What is the role of RENKEI-POP in this project?
Takizawa: RENKEI-POP is one of the RENKEI project’s five sub-themes, which is aimed at practical evaluation and collaboration between users. For this purpose, we are researching and developing appliances that support the high-speed transfer of data between locations. This makes it easy for large quantities of research data in the supercomputers of various universities and research organizations to be utilized at another location. There are currently two RENKEI-POP nodes located at Tokyo Institute of Technology, and one each at Osaka University, Nagoya University, Tsukuba University, NII, KEK and the National Institute of Advanced Industrial Science and Technology (AIST). Data can be retrieved and transmitted between these nodes. This technology is being developed using software resources like the Globus Toolkit and Gfarm, and a SINET3 layer 3 VPN is used to network the nodes together. Since we have a 10 Gbps bandwidth at our disposal, we can transfer 8 GB of data in just 15 seconds or so. Due to bottlenecks in the communication between nodes and the lack of fine-tuning in the TCP communication between hosts, we’re not currently able to take full advantage of the system’s capacity. However, we’re working to improve performance in collaboration with the administrators at each node.
That’s pretty fast. Will you be able to transmit data even more quickly if SINET is speeded up in the future?
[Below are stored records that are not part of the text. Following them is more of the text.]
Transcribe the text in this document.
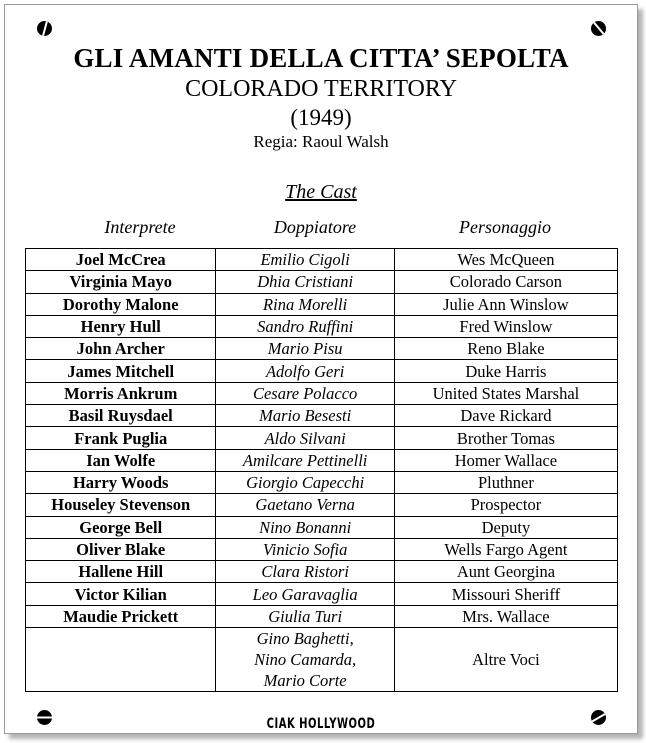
GLI AMANTI DELLA CITTA’ SEPOLTA
COLORADO TERRITORY
(1949)
Regia: Raoul Walsh
The Cast
Interprete	Doppiatore	Personaggio
Joel McCrea	Emilio Cigoli	Wes McQueen
Virginia Mayo	Dhia Cristiani	Colorado Carson
Dorothy Malone	Rina Morelli	Julie Ann Winslow
Henry Hull	Sandro Ruffini	Fred Winslow
John Archer	Mario Pisu	Reno Blake
James Mitchell	Adolfo Geri	Duke Harris
Morris Ankrum	Cesare Polacco	United States Marshal
Basil Ruysdael	Mario Besesti	Dave Rickard
Frank Puglia	Aldo Silvani	Brother Tomas
Ian Wolfe	Amilcare Pettinelli	Homer Wallace
Harry Woods	Giorgio Capecchi	Pluthner
Houseley Stevenson	Gaetano Verna	Prospector
George Bell	Nino Bonanni	Deputy
Oliver Blake	Vinicio Sofia	Wells Fargo Agent
Hallene Hill	Clara Ristori	Aunt Georgina
Victor Kilian	Leo Garavaglia	Missouri Sheriff
Maudie Prickett	Giulia Turi	Mrs. Wallace

	Gino Baghetti,
Nino Camarda,
Mario Corte	Altre Voci
CIAK HOLLYWOOD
Sato: Basically yes, but we would have to make changes to the current RENKEI-POP specifications. That’s because the bottleneck used to be network bandwidth, but now we have to keep a close eye on the I/O performance of the RENKEI-POP system. The current RENKEI-POP specifications call for a capacious high-end PC including a Core i7 975 Extreme CPU with 12 GB of memory, a 10 GbE NIC, and 30 TB of data storage. These specifications are perfectly adequate for a bandwidth of 10 Gbps, but will become a bit stretched if the bandwidth gets even larger. To operate RENKEI-POP properly, we have to balance all the factors such as the network bandwidth and I/O performance, so if the bandwidth goes up to 40 Gbps or 100 Gbps, we’ll need to revise the system specifications accordingly.
So the establishment of this environment is good news for people in all fields of research?
Matsuoka: Absolutely. There are many different studies that use large quantities of data, but until now it has been very difficult for them to transmit this data across networks. Even a 10 Gbps connection can be far too slow for a practical throughput, so researchers have been obliged to physically transport data on magnetic tape or disks instead. But using RENKEI-POP, it is easy for researchers to have their data analyzed by an advanced supercomputer located in some other university. We plan to continue with our research and development in order to implement this system as soon as possible.
Finally, what are your hopes regarding SINET and your aspirations for future research?
Matsuoka: First of all, I’d like to see SINET extended into other services besides networks. We’ve been using the network services for a long time, and RENKEI-POP is also proving to be useful. But for the future progress of science, it is very important to set up an domestic data sharing platform. It would be great if you could cooperate with our efforts to build a basic infrastructure to connect together the IT centers of different universities.
As for the future, I’d like to put more effort into training people to take on the grand challenges of scientific research. I tell students to stop doing mundane research (laughs). I think services based on the Web or mobile phones should be left to the private sector. If people are conducting research at university, I think we should encourage them to take on the grand challenges in all sorts of scientific fields. This also includes the grand challenge of information systems.